Bandit Level 12 -> Level 13

Platform: OverTheWire
Wargame: Bandit
Date: 2025-12-13 13:23

Overview

Bandit Level 12: The password for Level 13 is stored in a file named data.txt that is a hexdump that has been repeatedly compressed.
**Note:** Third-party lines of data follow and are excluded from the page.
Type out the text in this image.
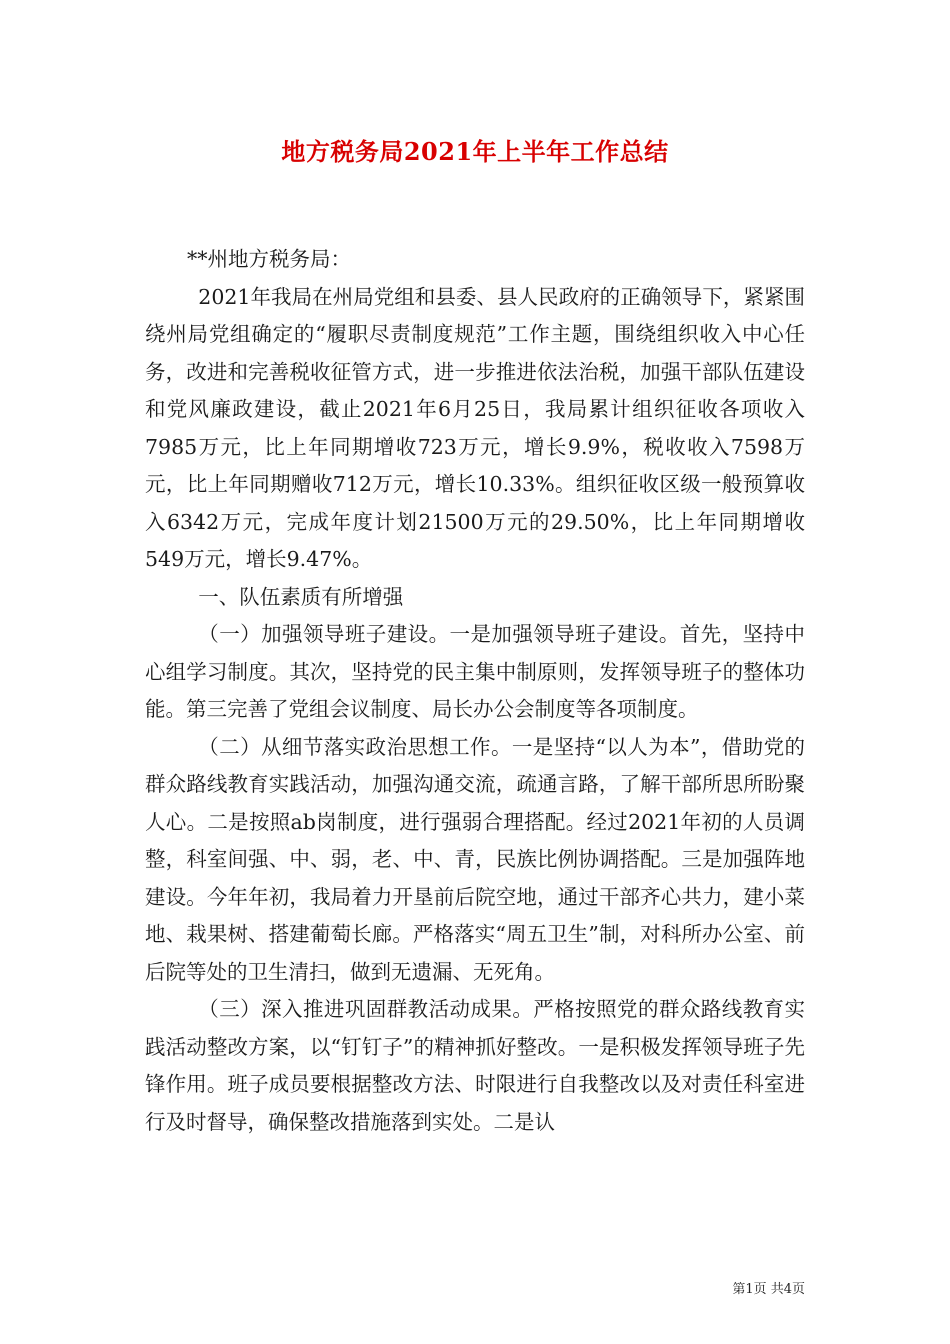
地方税务局2021年上半年工作总结

**州地方税务局：

2021年我局在州局党组和县委、县人民政府的正确领导下，紧紧围绕州局党组确定的“履职尽责制度规范”工作主题，围绕组织收入中心任务，改进和完善税收征管方式，进一步推进依法治税，加强干部队伍建设和党风廉政建设，截止2021年6月25日，我局累计组织征收各项收入7985万元，比上年同期增收723万元，增长9.9%，税收收入7598万元，比上年同期赠收712万元，增长10.33%。组织征收区级一般预算收入6342万元，完成年度计划21500万元的29.50%，比上年同期增收549万元，增长9.47%。

一、队伍素质有所增强

（一）加强领导班子建设。一是加强领导班子建设。首先，坚持中心组学习制度。其次，坚持党的民主集中制原则，发挥领导班子的整体功能。第三完善了党组会议制度、局长办公会制度等各项制度。

（二）从细节落实政治思想工作。一是坚持“以人为本”，借助党的群众路线教育实践活动，加强沟通交流，疏通言路，了解干部所思所盼聚人心。二是按照ab岗制度，进行强弱合理搭配。经过2021年初的人员调整，科室间强、中、弱，老、中、青，民族比例协调搭配。三是加强阵地建设。今年年初，我局着力开垦前后院空地，通过干部齐心共力，建小菜地、栽果树、搭建葡萄长廊。严格落实“周五卫生”制，对科所办公室、前后院等处的卫生清扫，做到无遗漏、无死角。

（三）深入推进巩固群教活动成果。严格按照党的群众路线教育实践活动整改方案，以“钉钉子”的精神抓好整改。一是积极发挥领导班子先锋作用。班子成员要根据整改方法、时限进行自我整改以及对责任科室进行及时督导，确保整改措施落到实处。二是认

第1页 共4页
One will need to decompress the file data.txt using multiple methods.

Connection:

Host: bandit.labs.overthewire.org
Port: 2220
User: bandit12
Password: (use the password from Level 11's data.txt file)

Steps

1. SSH into the server as bandit12

local

$

ssh bandit12@bandit.labs.overthewire.org -p 2220

(enter the password you found in Level 11 when prompted)

2. Decompress the file

bandit12@bandit

bandit12@bandit:~$

cd $(mktemp -d)

bandit12@bandit:/tmp/tmp.oFAA0IaH0q$

cp ~/data.txt .

bandit12@bandit:/tmp/tmp.oFAA0IaH0q$

file data.txt

data.txt: ASCII text

bandit12@bandit:/tmp/tmp.oFAA0IaH0q$

xxd -r data.txt > data.gz

bandit12@bandit:/tmp/tmp.oFAA0IaH0q$

file data.gz

data.gz: gzip compressed data, was "data2.bin", last modified: Tue Oct 14 09:26:06 2025, max compression, from Unix, original size modulo 2^32 564

bandit12@bandit:/tmp/tmp.oFAA0IaH0q$

gunzip data.gz

bandit12@bandit:/tmp/tmp.oFAA0IaH0q$

file data

data: bzip2 compressed data, block size = 900k

bandit12@bandit:/tmp/tmp.oFAA0IaH0q$

bunzip2 data

bunzip2: Can't guess original name for data -- using data.out

bandit12@bandit:/tmp/tmp.oFAA0IaH0q$

file data.out

data.out: gzip compressed data, was "data4.bin", last modified: Tue Oct 14 09:26:06 2025, max compression, from Unix, original size modulo 2^32 20480

bandit12@bandit:/tmp/tmp.oFAA0IaH0q$

mv data.out data.gz

bandit12@bandit:/tmp/tmp.oFAA0IaH0q$

gunzip data.gz

bandit12@bandit:/tmp/tmp.oFAA0IaH0q$

file data

data: POSIX tar archive (GNU)

bandit12@bandit:/tmp/tmp.oFAA0IaH0q$

tar -xvf data

data5.bin

bandit12@bandit:/tmp/tmp.oFAA0IaH0q$

file data5.bin

data: POSIX tar archive (GNU)

bandit12@bandit:/tmp/tmp.oFAA0IaH0q$

tar -xvf data5.bin

data6.bin

bandit12@bandit:/tmp/tmp.oFAA0IaH0q$

file data6.bin

data6.bin: bzip2 compressed data, block size = 900k

bandit12@bandit:/tmp/tmp.oFAA0IaH0q$

bunzip2 data6.bin

bunzip2: Can't guess original name for data6.bin -- using data6.bin.out

bandit12@bandit:/tmp/tmp.oFAA0IaH0q$

file data6.bin.out

data6.bin.out: POSIX tar archive (GNU)

bandit12@bandit:/tmp/tmp.oFAA0IaH0q$

tar -xvf data6.bin.out

data8.bin

bandit12@bandit:/tmp/tmp.oFAA0IaH0q$

file data8.bin

data8.bin: gzip compressed data, was "data9.bin", last modified: Tue Oct 14 09:26:06 2025, max compression, from Unix, original size modulo 2^32 49

bandit12@bandit:/tmp/tmp.oFAA0IaH0q$

mv data8.bin data8.gz

bandit12@bandit:/tmp/tmp.oFAA0IaH0q$

gunzip data8.gz

bandit12@bandit:/tmp/tmp.oFAA0IaH0q$

file data8

data8: ASCII text

bandit12@bandit:/tmp/tmp.oFAA0IaH0q$

cat data8

The password is (password for bandit13)

Summary

The password is stored in a compressed file named data.txt in the home directory of bandit12.
Use cd $(mktemp -d) command to create a temp directory and change into that newly created directory.
Use cp to copy file(s).
Use file to ID the file type.
Use multiple decompress commands: xxd -r, gunzip, bunzip2, and tar -xvf.
Use cat to send text file(s) to stdout.